Sin embargo, no fue por esa idea  que me alejé de la noche ni de ciertos ambientes.  Tuve una hija y bien es sabido que la demanda de un lactante anula la existencia del mundo exterior, sea cual fuere. No recordé nada más de mi vida pasada y mucho menos a mi artista favorito. 

Un día iba con mi hija a  la casa de una tía muy querida que por su avanzada edad solo recibía visitas. Vivía en un departamento antiguo con ascensor tipo jaula. Ya estaba dentro del ascensor con mi hija en brazos cuando vi,  a la par que nos elevábamos,  a mi artista favorito  llave en mano  en dirección hacia la puerta tijera que yo había cerrado segundos antes.  Sin pensarlo levanté a mi hija para cubrir mi rostro mientras mi cuerpo desaparecía paulatinamente de la planta baja. Cuando  entré a lo de mi tía le consulté si tenía un vecino con las características de mi artista favorito, para confirmar si mi percepción había sido correcta. 

 -¡Claro! Es un cantante ¿Lo conocés? Dijo mi querida tía, es amoroso.  Antes de comprarse el  departamento de abajo. vino a conocer el mío.
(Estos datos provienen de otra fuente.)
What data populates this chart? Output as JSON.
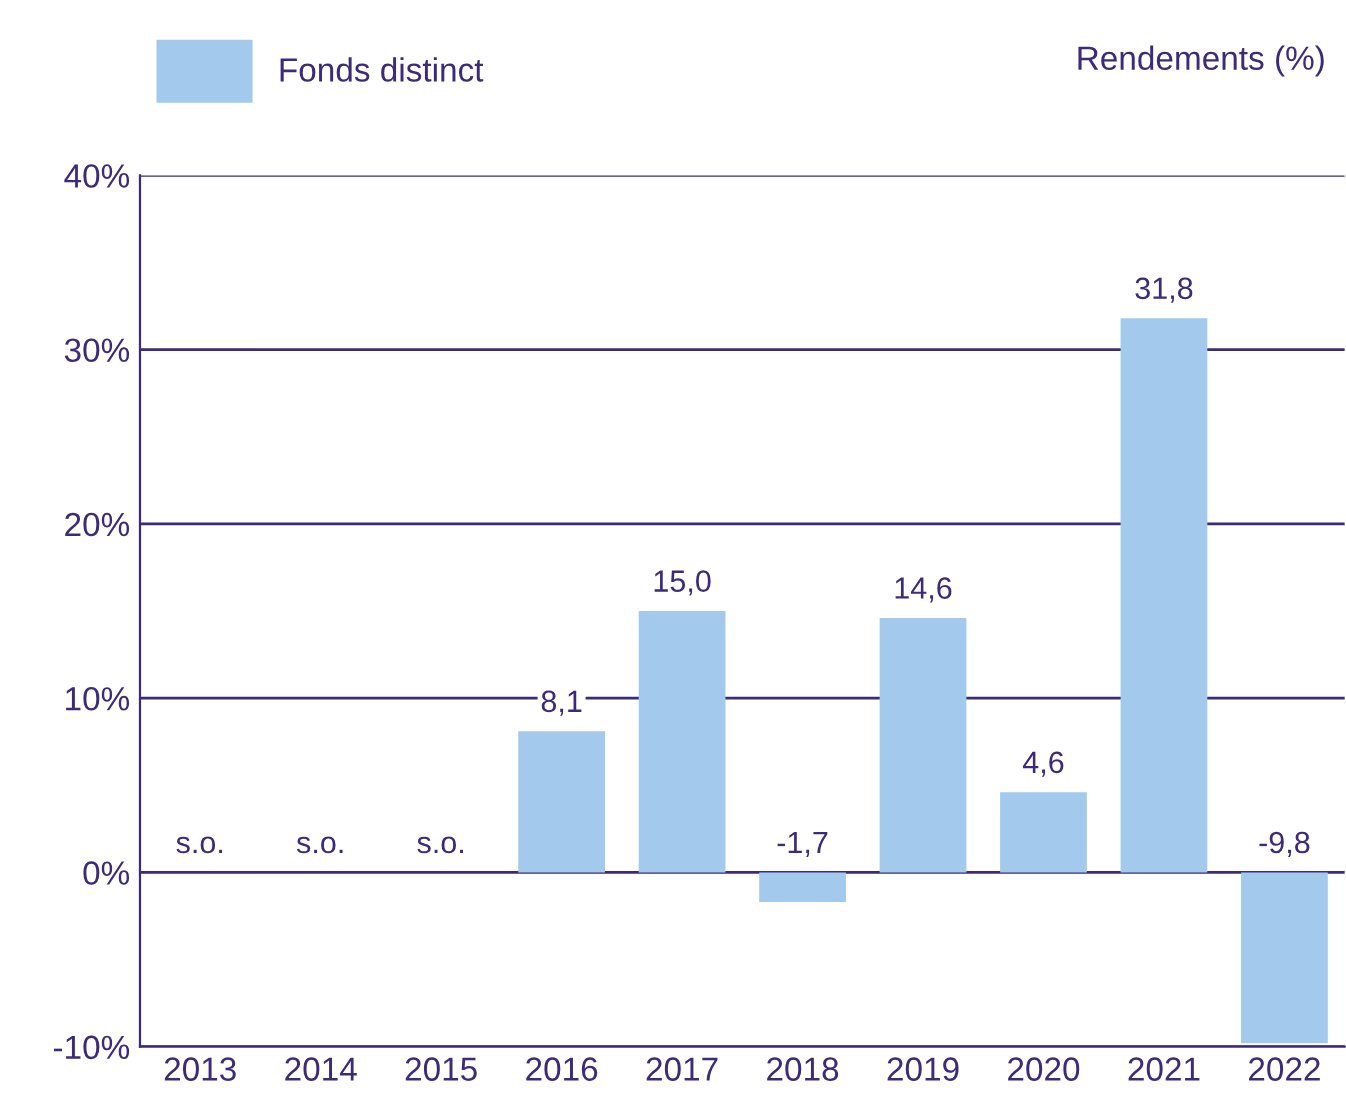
{
  "chart_data": {
    "type": "bar",
    "ylabel": "Rendements (%)",
    "categories": [
      "2013",
      "2014",
      "2015",
      "2016",
      "2017",
      "2018",
      "2019",
      "2020",
      "2021",
      "2022"
    ],
    "series": [
      {
        "name": "Fonds distinct",
        "color": "#a3c9ec",
        "values": [
          null,
          null,
          null,
          8.1,
          15.0,
          -1.7,
          14.6,
          4.6,
          31.8,
          -9.8
        ],
        "value_labels": [
          "s.o.",
          "s.o.",
          "s.o.",
          "8,1",
          "15,0",
          "-1,7",
          "14,6",
          "4,6",
          "31,8",
          "-9,8"
        ]
      }
    ],
    "ylim": [
      -10,
      40
    ],
    "yticks": [
      {
        "value": -10,
        "label": "-10%"
      },
      {
        "value": 0,
        "label": "0%"
      },
      {
        "value": 10,
        "label": "10%"
      },
      {
        "value": 20,
        "label": "20%"
      },
      {
        "value": 30,
        "label": "30%"
      },
      {
        "value": 40,
        "label": "40%"
      }
    ],
    "grid": "y",
    "legend": "top left"
  }
}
El muchacho de la inmobiliaria me pidió permiso porque quería mostrar las reformas que yo había hecho. Desde ahí, que me consulta cosas, me visita y yo lo visito, como viejos amigos. Hasta me trajo un regalo para Navidad.  ¿Vos lo conocés?

-No- Le respondí a mi tía- me lo confundí con otra persona que conozco pero que no es cantante. 

Esa noche no podía dormir pensando en ese encuentro. Sentí que la presencia de mi artista favorito era casi una maldición. Claro que él podía pensar lo mismo de mí, que había sido su fan. Quizá creyera que yo lo perseguía y hacía todo por estar en su círculo de relaciones y fingía no reconocerme por el temor que le provocaba el encuentro con mi persona. Yo sabía que esto no era así, que yo nunca había querido acercarme a él, solo lo admiraba cuando las luces del escenario iluminaban su cara.  Quien sabe si no era al revés,  si yo no era la única persona con cualidades de groupie que tenía  la banda y el me seguía a mi para no perder la calidez de mis aplausos. En fin, eran todas ideas insólitas y estúpidas las que tuve esa noche. Demasiado Cortázar en la adolescencia pensé recordando a mi viejo escritor favorito y todas sus artificiosas fantasías. Ya no me gustaba Cortázar y me avergonzaba de esos gustos literarios tempranos cuando los recordaba. Me dormí pensando en lo mal que manejaba mi admiración,  en cómo intentaba escapar de ella y ella aparecía en mis pensamientos o entre mis cosas, como ahora. 

Esa noche soñé que alguien golpeaba la puerta de mi casa, que yo la abría con una determinación onírica y no veía a nadie. Antes de cerrar la puerta descubrí  en el piso una caja de cartón envuelta en chiffon rojo brillante. Leí una tarjeta sin firmar que solo decía: perdón la demora. Dentro de la caja encontraba un libro antiguo, La maldición de la botella y el mar, decían las letras que alguna vez habían sido doradas.